There are dozens of verses in addition to this one, but most of those are really inconsequential differences you wouldn’t ever notice without comparing the text side by side.
III. Why This Matters
My point is not that Jesus and/or the authors of the NT thought that the Greek version of the Old Testament was better than the Hebrew version of the Old Testament.
Rather, as I mentioned with St. Matthew, you can find plenty of examples of Jesus, and the NT writers, using both versions of the Old Testament. Quite frankly, neither the LXX nor the Masoretic Text is perfect, just as there’s no single English-language version of the Bible which is absolutely perfect. That’s clearly the view of Jesus and His Apostles, since they don’t feel tied to a single translation or version. And it’s clearly the view of the Church: She’s willing to use translations, even by heretics — to the disgust of Jerome, as I noted this morning — if it’s a more accurate version. Sometimes, that meaning is best captured by having multiple translations. For example, Jerome himself translates the same phrase in the Lord’s Prayer as both “daily Bread” and “supersubstantial Bread.” Taken together, these phrases capture a full range of meaning: that the Eucharist is “supersubstantial,” that It is the fulfillment of the Old Testament manna, that we should pray to receive Christ in the Eucharist daily, etc. So the fact that no one version of the Bible, in English, Greek, or Hebrew, isn’t particularly cause for alarm — it can even be a blessing in disguise.

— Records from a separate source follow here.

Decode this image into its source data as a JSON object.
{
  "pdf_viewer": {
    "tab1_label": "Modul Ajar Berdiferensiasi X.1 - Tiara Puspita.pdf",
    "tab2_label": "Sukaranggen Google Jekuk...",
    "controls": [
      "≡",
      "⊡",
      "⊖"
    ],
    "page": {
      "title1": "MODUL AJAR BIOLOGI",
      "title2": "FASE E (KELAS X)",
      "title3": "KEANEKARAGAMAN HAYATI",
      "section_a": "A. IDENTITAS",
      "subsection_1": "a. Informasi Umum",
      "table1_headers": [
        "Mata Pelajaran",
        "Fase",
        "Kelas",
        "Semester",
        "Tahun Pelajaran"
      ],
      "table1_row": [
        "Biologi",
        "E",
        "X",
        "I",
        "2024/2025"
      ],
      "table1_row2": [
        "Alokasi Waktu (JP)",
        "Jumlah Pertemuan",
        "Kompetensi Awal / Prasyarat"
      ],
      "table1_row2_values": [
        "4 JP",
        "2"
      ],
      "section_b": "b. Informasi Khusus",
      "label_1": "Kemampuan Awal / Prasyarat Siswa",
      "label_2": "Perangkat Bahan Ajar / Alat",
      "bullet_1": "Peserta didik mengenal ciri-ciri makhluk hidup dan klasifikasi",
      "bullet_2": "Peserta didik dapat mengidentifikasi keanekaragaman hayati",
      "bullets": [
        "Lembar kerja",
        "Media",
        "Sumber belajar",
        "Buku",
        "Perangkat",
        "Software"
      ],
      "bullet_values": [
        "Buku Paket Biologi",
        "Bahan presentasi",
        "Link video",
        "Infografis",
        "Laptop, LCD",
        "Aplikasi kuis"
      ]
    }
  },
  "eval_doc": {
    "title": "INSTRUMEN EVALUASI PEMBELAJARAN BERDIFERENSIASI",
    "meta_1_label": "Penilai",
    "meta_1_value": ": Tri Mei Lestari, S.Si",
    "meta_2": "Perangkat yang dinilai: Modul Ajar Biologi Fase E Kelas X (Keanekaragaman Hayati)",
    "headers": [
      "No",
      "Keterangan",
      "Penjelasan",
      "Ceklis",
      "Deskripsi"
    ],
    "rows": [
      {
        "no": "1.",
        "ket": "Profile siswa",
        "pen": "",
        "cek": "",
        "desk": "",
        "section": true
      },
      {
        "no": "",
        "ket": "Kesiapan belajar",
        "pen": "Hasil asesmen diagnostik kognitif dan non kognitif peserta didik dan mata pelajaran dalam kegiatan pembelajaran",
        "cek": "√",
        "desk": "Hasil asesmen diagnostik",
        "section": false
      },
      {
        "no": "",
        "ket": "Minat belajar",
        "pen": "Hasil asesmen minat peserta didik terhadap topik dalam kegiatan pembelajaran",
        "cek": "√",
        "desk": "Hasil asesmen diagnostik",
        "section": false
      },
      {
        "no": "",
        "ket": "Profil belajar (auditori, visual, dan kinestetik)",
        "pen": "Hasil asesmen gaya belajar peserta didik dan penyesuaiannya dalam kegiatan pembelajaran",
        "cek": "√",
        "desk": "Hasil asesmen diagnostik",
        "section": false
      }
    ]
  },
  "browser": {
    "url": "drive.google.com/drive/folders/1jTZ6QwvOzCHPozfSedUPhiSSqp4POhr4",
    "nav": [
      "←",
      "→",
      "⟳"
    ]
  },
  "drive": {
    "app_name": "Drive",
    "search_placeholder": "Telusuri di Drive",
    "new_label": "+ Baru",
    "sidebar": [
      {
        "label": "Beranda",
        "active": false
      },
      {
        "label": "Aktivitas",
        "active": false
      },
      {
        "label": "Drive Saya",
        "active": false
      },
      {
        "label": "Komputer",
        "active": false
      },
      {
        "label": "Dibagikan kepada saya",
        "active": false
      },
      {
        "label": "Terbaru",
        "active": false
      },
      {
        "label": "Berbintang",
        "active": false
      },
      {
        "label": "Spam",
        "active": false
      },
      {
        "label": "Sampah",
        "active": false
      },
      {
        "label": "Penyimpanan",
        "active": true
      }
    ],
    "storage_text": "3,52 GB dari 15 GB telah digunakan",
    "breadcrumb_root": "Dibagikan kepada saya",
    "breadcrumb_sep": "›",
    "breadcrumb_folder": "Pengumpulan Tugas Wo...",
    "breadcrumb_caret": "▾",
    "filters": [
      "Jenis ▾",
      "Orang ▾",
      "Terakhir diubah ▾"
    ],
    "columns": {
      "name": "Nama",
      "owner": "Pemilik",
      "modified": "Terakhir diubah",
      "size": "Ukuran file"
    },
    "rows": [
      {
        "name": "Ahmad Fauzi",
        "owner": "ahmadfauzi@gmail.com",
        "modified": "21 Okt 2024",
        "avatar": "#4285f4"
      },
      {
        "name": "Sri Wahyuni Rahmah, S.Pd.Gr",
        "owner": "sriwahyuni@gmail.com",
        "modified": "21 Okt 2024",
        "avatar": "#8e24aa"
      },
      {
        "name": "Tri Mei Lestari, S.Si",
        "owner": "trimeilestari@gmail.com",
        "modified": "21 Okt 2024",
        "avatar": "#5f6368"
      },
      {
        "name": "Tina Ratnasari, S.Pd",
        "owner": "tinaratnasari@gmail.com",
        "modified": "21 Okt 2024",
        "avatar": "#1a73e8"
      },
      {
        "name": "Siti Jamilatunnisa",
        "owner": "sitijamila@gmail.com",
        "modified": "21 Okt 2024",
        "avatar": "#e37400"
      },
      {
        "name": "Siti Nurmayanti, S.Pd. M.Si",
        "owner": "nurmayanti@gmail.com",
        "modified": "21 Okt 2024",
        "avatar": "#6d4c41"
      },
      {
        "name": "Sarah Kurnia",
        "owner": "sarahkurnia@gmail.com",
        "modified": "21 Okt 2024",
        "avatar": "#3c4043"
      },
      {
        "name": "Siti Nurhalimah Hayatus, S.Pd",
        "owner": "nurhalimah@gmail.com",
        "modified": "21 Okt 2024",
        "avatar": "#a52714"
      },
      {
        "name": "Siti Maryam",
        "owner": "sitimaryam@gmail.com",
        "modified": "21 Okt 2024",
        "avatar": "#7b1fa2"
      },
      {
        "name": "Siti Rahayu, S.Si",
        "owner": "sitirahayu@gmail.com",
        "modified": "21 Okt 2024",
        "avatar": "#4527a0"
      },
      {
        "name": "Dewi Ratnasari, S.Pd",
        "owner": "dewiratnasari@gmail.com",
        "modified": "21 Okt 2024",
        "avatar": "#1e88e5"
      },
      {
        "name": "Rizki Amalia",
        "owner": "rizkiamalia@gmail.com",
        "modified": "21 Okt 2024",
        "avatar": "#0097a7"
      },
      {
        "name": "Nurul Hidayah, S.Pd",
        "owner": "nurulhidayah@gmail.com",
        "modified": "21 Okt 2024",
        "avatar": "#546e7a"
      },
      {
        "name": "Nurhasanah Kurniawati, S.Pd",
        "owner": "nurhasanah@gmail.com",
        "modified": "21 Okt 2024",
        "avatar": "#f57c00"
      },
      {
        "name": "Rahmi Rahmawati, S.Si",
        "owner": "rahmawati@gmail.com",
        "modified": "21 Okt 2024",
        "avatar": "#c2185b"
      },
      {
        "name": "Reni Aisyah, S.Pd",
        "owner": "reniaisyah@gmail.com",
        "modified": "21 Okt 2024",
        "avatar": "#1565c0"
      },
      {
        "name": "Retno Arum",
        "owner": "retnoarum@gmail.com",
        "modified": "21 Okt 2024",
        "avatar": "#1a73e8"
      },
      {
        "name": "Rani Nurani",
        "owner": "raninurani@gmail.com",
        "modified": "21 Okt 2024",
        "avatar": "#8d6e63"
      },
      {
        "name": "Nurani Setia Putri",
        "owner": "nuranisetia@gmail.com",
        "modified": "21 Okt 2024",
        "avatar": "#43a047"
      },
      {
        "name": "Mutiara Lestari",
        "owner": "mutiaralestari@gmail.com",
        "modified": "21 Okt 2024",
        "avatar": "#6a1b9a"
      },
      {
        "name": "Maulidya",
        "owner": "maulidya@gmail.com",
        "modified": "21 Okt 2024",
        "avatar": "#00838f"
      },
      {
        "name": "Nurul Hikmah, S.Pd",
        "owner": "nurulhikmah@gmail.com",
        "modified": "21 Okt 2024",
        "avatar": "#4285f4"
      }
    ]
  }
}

But it’s significant that it’s just assumed that the Greek version of the Bible is Scripture. Jesus expected even the chief priests and scribes of Jerusalem to know the Greek version as Scripture, which Matthew 21:15-16 makes clear. That’s very important because the Greek version contains the Deuterocanon. Even though modern Jews reject the Greek version of Scripture, and reject the Deuterocanon, at least some Jews at the time of Christ (plus, of course, Christ Himself) knew it and considered it Scripture. It’s Christ, not the Israelites, who is in the best position to declare what is and is not Scripture. And He’s spoken here. What further reason could there be to reject the Deuterocanon?
*So, for example, the Shema Israel in Deuteronomy 6:5 says to love God with all your heart, soul, and strength; but in the Greek translation, it’s heart, mind, soul, and strength. The reason is that the Hebrew term for “heart” had more meaning, so it took two Greek words to translate the one Hebrew word. In Mark 12:30, we hear Jesus quoting the Greek version, but in Matthew’s account of the same conversation (Matthew 22:37), He’s quoting the Hebrew version. What happened? Jesus said it in Hebrew, and the oldest known versions of both Matthew and Mark’s Gospels are in Greek. So Mark, or someone translating Mark’s Gospel into Greek, did the same thing the LXX translators did when they translated Deut. 6:5, while Matthew kept the more literal version. Here, if you didn’t have two versions, it might look like Jesus was using the Greek, but Matthew’s version is pretty strong evidence that He used the Hebrew version. (Although it’s possible that Jesus said it in Greek, and Matthew translated it back into Hebrew, that’s the less likely of the two options).